30 gennaio 2014   //   di:   //   Consigli di viaggio, Nord America   //   0 Commenti   //   3588 Views

Il Golden Gate è lo stretto che collega la baia di San Francisco con la Conte di Marin, nell’Oceano Pacifico.
Lo stretto è sovrastato dal Golden Gate Bridge, il ponte sospeso che è ormai il simbolo dalla città di San Francisco.

Quando fu costruito, nel 1937, era il più grande ponte sospeso del mondo, con i suoi 2.710 metri di lunghezza, i 225 metri di altezza delle torri ed i 67 metri sull’acqua. Questo primato gli è stato strappato, ma il Golden Gate Bridge rimane un’opera architettonica ed ingegneristica di grandissimo valore.
Già vent’anni prima della sua realizzazione, l’ingegnere Wilkin ipotizzava la realizzazione di un ponte che avrebbe reso l’attraversamento dello stretto più veloce che con i ferry-boat in uso all’epoca, ma l’artefice del progetto poi realizzato fu l’ingegnere Baermann Strauss, con l’architetto Morrow.

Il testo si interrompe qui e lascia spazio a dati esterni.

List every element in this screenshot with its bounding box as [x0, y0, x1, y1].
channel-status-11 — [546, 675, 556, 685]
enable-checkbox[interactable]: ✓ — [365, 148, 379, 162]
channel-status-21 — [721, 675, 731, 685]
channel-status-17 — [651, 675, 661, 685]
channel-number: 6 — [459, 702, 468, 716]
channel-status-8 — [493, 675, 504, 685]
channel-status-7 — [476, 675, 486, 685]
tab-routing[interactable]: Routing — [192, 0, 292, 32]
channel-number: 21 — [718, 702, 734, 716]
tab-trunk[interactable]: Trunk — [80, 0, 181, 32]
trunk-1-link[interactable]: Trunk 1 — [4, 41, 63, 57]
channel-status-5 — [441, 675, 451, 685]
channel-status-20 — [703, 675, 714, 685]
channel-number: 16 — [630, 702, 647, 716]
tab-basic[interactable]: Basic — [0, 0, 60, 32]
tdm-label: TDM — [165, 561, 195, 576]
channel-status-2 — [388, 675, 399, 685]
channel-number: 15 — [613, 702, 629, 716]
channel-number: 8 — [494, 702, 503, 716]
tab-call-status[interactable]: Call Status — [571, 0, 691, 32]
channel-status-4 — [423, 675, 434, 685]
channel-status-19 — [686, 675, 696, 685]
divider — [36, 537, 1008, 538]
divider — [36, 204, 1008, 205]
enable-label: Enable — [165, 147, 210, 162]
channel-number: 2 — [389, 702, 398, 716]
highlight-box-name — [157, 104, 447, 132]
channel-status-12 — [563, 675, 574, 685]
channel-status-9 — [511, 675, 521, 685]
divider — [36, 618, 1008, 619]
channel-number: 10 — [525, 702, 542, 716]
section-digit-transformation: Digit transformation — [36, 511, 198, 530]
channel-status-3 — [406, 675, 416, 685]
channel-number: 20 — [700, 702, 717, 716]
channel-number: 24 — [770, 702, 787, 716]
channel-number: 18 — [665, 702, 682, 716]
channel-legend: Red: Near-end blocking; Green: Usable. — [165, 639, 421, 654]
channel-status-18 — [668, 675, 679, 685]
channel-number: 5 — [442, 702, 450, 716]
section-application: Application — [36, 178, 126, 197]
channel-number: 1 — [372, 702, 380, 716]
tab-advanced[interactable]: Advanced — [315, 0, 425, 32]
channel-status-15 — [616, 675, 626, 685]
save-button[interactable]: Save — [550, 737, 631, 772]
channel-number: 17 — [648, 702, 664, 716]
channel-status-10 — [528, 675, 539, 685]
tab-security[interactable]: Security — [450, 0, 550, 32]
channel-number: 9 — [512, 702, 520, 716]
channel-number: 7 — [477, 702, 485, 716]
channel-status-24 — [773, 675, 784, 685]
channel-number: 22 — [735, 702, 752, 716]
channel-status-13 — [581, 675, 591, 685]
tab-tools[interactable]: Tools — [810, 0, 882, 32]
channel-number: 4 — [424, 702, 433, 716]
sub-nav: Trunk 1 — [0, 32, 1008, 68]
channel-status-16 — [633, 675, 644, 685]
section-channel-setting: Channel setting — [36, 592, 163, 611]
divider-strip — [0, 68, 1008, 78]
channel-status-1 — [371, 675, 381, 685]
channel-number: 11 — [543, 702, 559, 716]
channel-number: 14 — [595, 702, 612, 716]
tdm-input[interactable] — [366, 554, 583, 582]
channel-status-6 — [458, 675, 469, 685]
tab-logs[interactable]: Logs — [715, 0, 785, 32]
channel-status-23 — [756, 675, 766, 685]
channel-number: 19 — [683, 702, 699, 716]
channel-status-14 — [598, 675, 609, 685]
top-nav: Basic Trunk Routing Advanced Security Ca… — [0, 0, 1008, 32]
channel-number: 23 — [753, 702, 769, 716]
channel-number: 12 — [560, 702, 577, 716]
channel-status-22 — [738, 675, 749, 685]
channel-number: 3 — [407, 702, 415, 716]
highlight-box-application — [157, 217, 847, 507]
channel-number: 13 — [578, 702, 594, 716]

Il Golden Gate Bridge fu originariamente dipinto con vernice rossa al piombo, ma in seguito si adottò il colore arancione che ormai è quello che simboleggia il ponte e, soprattutto, è ben visibile in caso di nebbia. Ci sono trentotto addetti verniciatori che costantemente controllano che la vernice sia in buono stato, affinché il ponte non si corroda.

Molte sono le curiosità intorno a questa struttura così famosa.
Colpisce il diametro dei cavi che lo sorreggono, oltre 90 cm, così come è curioso il fatto che quest’attrattiva così famosa ispiri un gran numero di aspiranti suicidi, facendo arrivare a circa 1.300 il numero di persone che si sono tolte la vita sul ponte.
Nel cinquantesimo anniversario, nel 1987, fu chiuso al traffico, ma l’enorme numero di visitatori fece leggermente appiattire la struttura del ponte, tanto da sconsigliare eventi simili in futuro.